Le lancement de grands projets nationaux, voire européens, ne peut ainsi plus être retardé dans les domaines qui feront l'industrie de demain : les technologies de l'information, les nanotechnologies, les biotechnologies. La mobilisation sur ces créneaux d'avenir est urgente pour développer une expertise aiguë susceptible de fonder une spécialisation selon les avantages comparatifs. Elle a déjà porté des fruits sur certains segments des télécommunications (conception de centraux numériques, par exemple), mais elle mérite d'être renforcée et élargie .
Par ailleurs, il conviendrait de lancer de nouveaux « grands projets » dans des secteurs porteurs, en particulier dans l'industrie de l'environnement et de la santé : aménagement et ingénierie urbains , gestion de l'eau et des déchet , industrie de la santé , notamment vers le milieu hospitalier, énergies propres ... Dans ces domaines où les besoins s'avèrent immenses - que l'on songe par exemple simplement à la construction des réseaux urbain d'assainissement ou d'électricité dans la quinzaine de métropoles de plus de 10 millions d'habitants que comptent déjà les pays en développement -, notre pays dispose de très grands groupes ( Vinci , Bouygues , Suez , Véolia ) capables, avec l'aide de plus petites entreprises , très innovantes , de se tailler une place de choix.
Lors de son audition, M. Dominique Barjot, directeur à la mission scientifique et pédagogique du ministère délégué à la recherche et aux nouvelles technologies, a ainsi souligné par exemple que la France occupait une situation enviable dans l'industrie des travaux publics (TP) : grâce notamment à ses trois « majors » figurant dans les cinq premiers groupes mondiaux (Bouygues, n° 1 mondial avec 112.000 salariés, Vinci, n° 2 avec 127.000 salariés, et Eiffage, n° 5 avec 46.000 salariés) et qui réalisent 92 % des exportations françaises du secteur, elle occupe le leadership en Europe (25 % des chantiers de TP de l'UE15 sont attribués à des entreprises françaises) et en Afrique, et la quatrième place mondiale sur les autres marchés.

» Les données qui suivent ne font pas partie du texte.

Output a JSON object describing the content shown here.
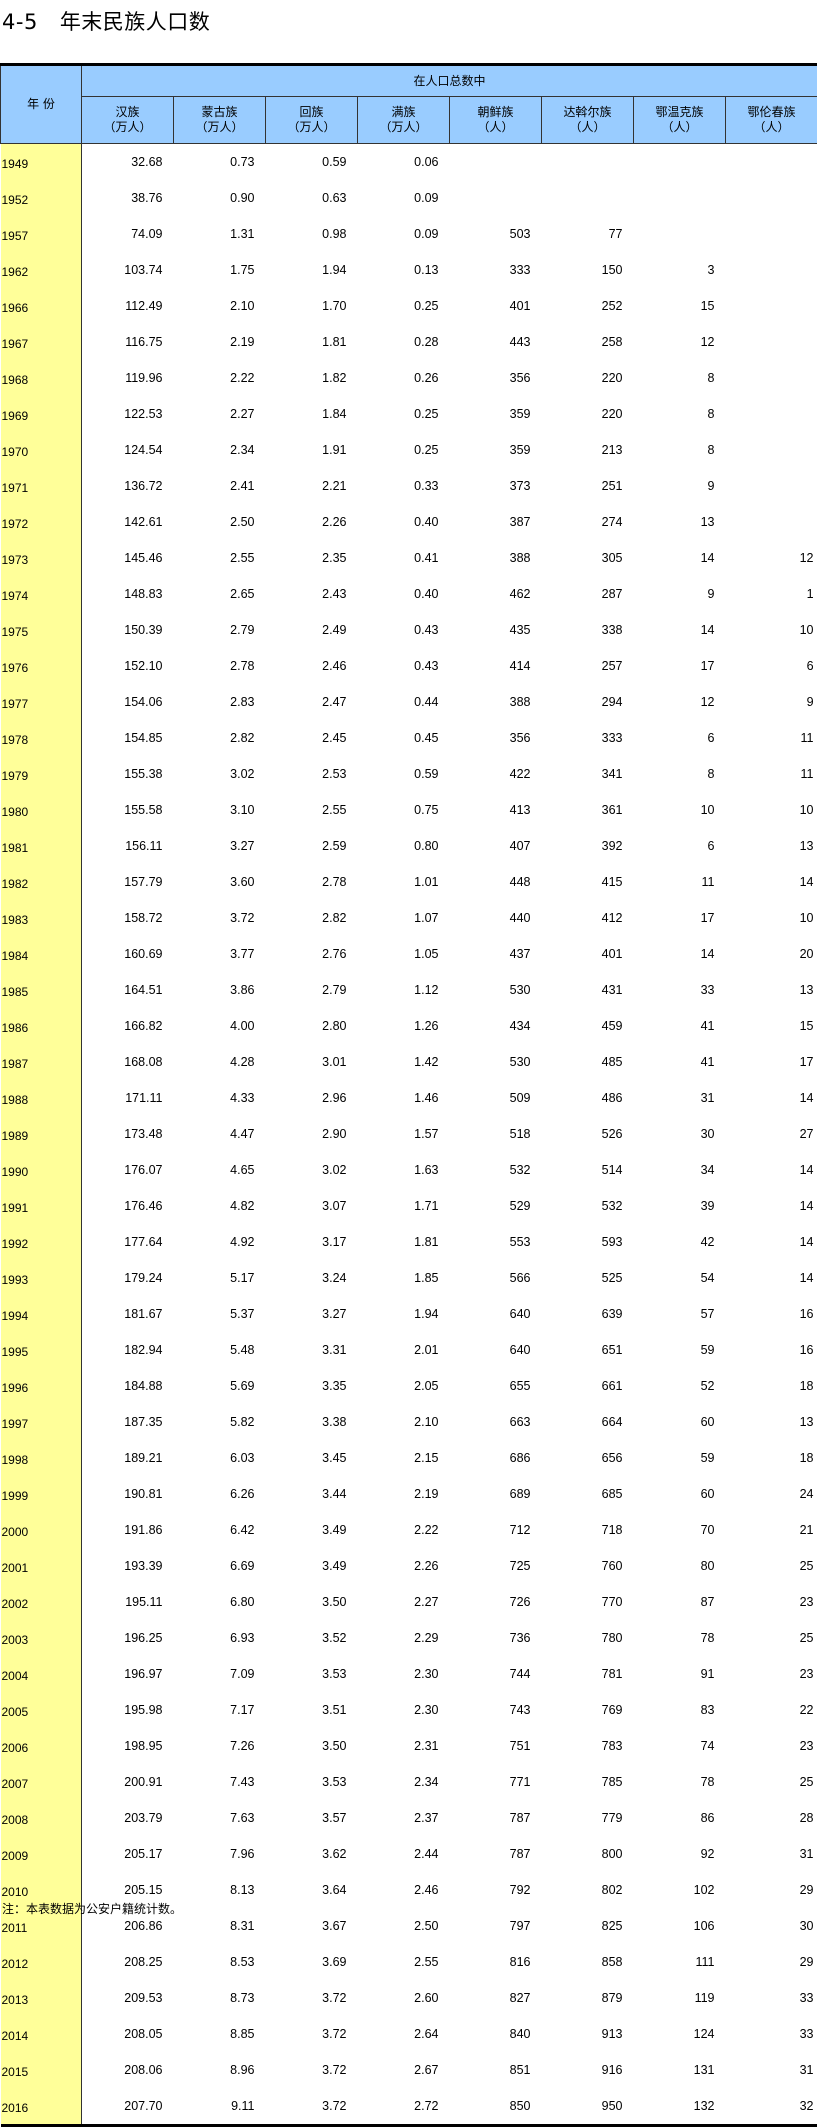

Le positionnement sur ce type de marché est donc essentiel non seulement parce qu'il favorise directement le commerce extérieur, la balance des paiements, ainsi que l'activité domestique de conception, de production et de gestion dans les secteurs considérés, mais aussi parce qu'il enrichit par ailleurs doublement la croissance économique intérieure : en amont, par la stimulation de l'innovation, et en aval, par les flux d'échanges supplémentaires qu'il est susceptible de générer sur d'autres biens et services associés.

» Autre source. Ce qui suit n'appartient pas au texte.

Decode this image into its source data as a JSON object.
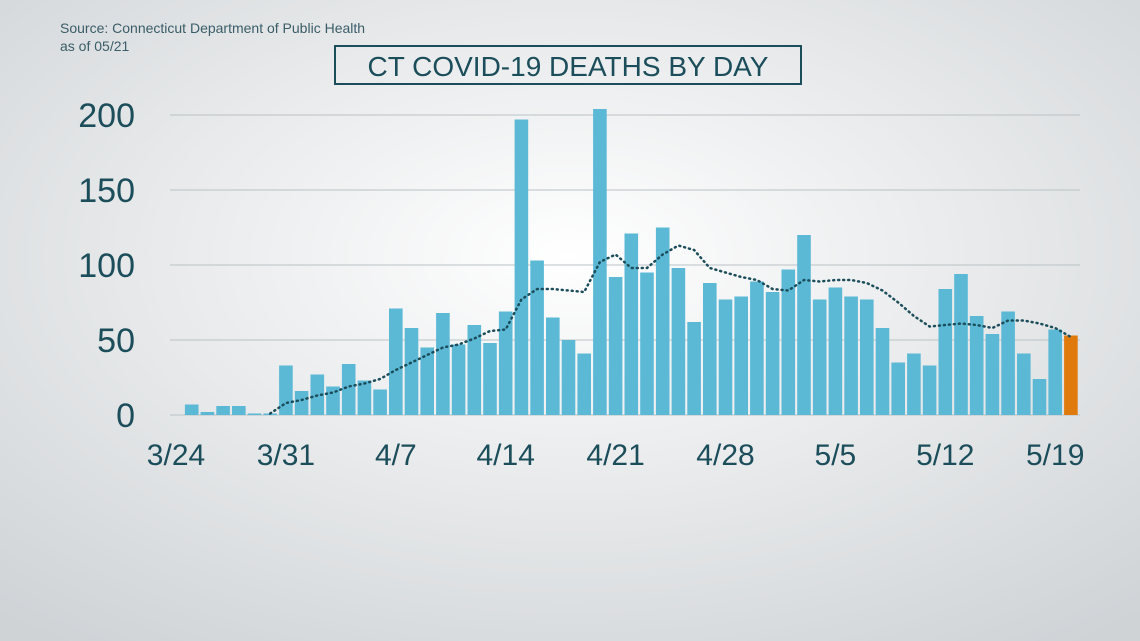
{
  "source": "Source: Connecticut Department of Public Health",
  "as_of": "as of 05/21",
  "chart_data": {
    "type": "bar",
    "title": "CT COVID-19 DEATHS BY DAY",
    "categories": [
      "3/24",
      null,
      null,
      null,
      null,
      null,
      null,
      "3/31",
      null,
      null,
      null,
      null,
      null,
      null,
      "4/7",
      null,
      null,
      null,
      null,
      null,
      null,
      "4/14",
      null,
      null,
      null,
      null,
      null,
      null,
      "4/21",
      null,
      null,
      null,
      null,
      null,
      null,
      "4/28",
      null,
      null,
      null,
      null,
      null,
      null,
      "5/5",
      null,
      null,
      null,
      null,
      null,
      null,
      "5/12",
      null,
      null,
      null,
      null,
      null,
      null,
      "5/19",
      null
    ],
    "series": [
      {
        "color": "#5bb9d6",
        "last_color": "#e07a0c",
        "values": [
          null,
          7,
          2,
          6,
          6,
          1,
          1,
          33,
          16,
          27,
          19,
          34,
          23,
          17,
          71,
          58,
          45,
          68,
          47,
          60,
          48,
          69,
          197,
          103,
          65,
          50,
          41,
          204,
          92,
          121,
          95,
          125,
          98,
          62,
          88,
          77,
          79,
          89,
          82,
          97,
          120,
          77,
          85,
          79,
          77,
          58,
          35,
          41,
          33,
          84,
          94,
          66,
          54,
          69,
          41,
          24,
          57,
          53
        ]
      },
      {
        "type": "line",
        "color": "#1b4d5a",
        "values": [
          null,
          null,
          null,
          null,
          null,
          null,
          1,
          8,
          10,
          13,
          15,
          19,
          21,
          24,
          30,
          35,
          40,
          45,
          47,
          51,
          56,
          57,
          77,
          84,
          84,
          83,
          82,
          102,
          107,
          98,
          98,
          107,
          113,
          110,
          98,
          95,
          92,
          90,
          84,
          83,
          90,
          89,
          90,
          90,
          88,
          83,
          75,
          66,
          59,
          60,
          61,
          60,
          58,
          63,
          63,
          61,
          58,
          52
        ]
      }
    ],
    "ylim": [
      0,
      200
    ],
    "yticks": [
      0,
      50,
      100,
      150,
      200
    ],
    "grid": true
  }
}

Votre commission est ainsi convaincue de la nécessité d'affirmer une volonté politique déterminée pour soutenir la conception de projets d'ampleur dans ces domaines d'avenir , où nos atouts historiques devraient pouvoir être confortés . Mais il faut évidemment que les industriels eux-mêmes s'engagent aussi dans cette voie, en acceptant de prendre des risques et, en particulier, de différer leurs perspectives de gains le temps de s'imposer sur les marchés . A cet égard, les affirmations d'un des interlocuteurs de votre groupe de travail sur le désengagement de Vinci du sous-continent indien, ou le fait que la première voiture « écologique » à double moteur thermique et électrique ( Prius II ) ait tout récemment été mise sur la marché par le constructeur japonais Toyota , sont deux exemples qui témoignent du chemin restant à parcourir.